Sophia Fedorovna Koltchak a cherché à apprendre des événements survenus en Sibérie dans les journaux russes et français, dont les gros titres sont devenus de plus en plus alarmants en janvier 1920. Elle continuait tous les jours à allumer une veilleuse devant une icône du Sauveur apportée avec elle, en espérant éloigner une catastrophe qui a déjà jeté une ombre sur la famille. En se réveillant le matin du 7 février, elle a remarqué que la veilleuse ne s'allumait pas. « Nous devons acheter de nouvelles mèches », a pensé Sophia Fedorovna, mais elle a ressenti une douleur aiguë et des larmes ont coulées quand elle est allée dans la chambre de son fils, qui dormait paisiblement. Dans un mois, il aura 10 ans. Tôt le matin du 7 février, ils ne savaient encore pas quel terrible « cadeau » le sort leur avait préparé.

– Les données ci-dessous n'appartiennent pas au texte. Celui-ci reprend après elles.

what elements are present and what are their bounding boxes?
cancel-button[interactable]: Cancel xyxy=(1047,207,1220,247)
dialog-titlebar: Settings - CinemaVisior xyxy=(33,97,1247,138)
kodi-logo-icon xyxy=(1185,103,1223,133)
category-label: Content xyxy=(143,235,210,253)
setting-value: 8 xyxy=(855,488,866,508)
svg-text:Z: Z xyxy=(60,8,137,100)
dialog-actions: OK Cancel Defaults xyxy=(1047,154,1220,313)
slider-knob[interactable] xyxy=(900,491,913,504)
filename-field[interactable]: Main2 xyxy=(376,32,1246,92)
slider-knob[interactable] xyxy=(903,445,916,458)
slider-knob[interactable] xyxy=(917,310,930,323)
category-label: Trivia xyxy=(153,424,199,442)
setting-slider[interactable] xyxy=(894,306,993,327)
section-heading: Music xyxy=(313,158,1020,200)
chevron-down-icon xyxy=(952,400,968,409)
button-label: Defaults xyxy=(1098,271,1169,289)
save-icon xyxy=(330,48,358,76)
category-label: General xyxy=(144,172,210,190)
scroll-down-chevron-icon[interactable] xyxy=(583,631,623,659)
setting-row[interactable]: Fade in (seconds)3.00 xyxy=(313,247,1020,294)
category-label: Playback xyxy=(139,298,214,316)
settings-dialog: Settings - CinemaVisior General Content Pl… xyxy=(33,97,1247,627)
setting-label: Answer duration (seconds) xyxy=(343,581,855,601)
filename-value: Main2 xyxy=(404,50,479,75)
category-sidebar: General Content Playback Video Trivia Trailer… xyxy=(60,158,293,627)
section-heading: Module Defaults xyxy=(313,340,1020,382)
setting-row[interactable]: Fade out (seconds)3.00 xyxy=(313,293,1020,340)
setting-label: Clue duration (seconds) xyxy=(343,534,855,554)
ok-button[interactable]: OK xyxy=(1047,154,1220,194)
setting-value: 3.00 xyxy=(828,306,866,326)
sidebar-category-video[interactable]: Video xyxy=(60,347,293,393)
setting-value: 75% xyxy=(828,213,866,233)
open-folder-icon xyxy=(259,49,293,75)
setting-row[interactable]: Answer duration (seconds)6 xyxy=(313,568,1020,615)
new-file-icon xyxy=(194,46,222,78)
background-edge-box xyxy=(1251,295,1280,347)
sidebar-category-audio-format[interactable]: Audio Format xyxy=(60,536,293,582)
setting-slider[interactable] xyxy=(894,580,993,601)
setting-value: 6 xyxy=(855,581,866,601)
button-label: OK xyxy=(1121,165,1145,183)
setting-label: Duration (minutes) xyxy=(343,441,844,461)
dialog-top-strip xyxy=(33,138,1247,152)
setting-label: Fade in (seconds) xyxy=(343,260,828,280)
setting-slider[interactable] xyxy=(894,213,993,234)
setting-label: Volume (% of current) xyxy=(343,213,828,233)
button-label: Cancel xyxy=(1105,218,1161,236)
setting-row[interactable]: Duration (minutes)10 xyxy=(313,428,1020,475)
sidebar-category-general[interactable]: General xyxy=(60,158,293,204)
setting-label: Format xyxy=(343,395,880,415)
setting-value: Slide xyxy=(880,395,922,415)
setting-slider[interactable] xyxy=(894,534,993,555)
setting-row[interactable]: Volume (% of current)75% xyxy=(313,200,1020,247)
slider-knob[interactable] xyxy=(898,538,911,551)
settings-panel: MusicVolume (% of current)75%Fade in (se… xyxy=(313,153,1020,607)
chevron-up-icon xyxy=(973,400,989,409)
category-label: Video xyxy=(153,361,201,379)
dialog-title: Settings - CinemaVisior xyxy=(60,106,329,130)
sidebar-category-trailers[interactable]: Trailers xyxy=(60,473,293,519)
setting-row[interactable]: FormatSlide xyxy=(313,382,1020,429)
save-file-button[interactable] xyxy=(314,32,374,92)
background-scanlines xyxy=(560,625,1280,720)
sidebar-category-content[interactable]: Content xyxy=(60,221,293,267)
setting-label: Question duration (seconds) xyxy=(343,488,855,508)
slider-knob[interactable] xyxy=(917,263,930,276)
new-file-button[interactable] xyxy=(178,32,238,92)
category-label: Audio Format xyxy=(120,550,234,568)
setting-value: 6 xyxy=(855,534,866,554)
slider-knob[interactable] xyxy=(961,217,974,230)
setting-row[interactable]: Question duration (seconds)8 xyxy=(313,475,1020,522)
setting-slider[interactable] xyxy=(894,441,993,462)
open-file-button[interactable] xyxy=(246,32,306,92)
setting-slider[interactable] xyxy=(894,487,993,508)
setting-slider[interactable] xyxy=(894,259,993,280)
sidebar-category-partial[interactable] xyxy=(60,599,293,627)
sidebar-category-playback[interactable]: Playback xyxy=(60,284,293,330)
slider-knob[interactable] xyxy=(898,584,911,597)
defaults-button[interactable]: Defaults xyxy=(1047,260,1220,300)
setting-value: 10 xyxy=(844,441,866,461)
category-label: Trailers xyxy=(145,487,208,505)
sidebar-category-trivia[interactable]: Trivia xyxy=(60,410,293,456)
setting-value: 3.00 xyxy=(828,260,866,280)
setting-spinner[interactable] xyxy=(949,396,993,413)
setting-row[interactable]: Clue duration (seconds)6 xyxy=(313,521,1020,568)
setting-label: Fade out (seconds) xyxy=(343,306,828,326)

Le 12 février, les journaux français ont déclaré : « L'amiral Koltchak est exécuté ».

Cent ans se sont écoulés. Un monument se dresse dans le square du couvent Znamenskiï, près du mur. L’amiral Koltchak, coulé dans le bronze, « regarde » les eaux du fleuve, qui a avalé jadis son corps. Le bas-relief du monument, conçu par le sculpteur V. M. Klykov, représente deux soldats dans l’uniforme des armées rouge et blanche, avec les baïonnettes des fusils abaissées en signe de réconciliation. Réconcilie-toi, la Russie, et rend lui hommage !

L’article « La mort de l’amiral » a paru en russe dans la revue « Russkaya mysl’ » (№2, février 2020).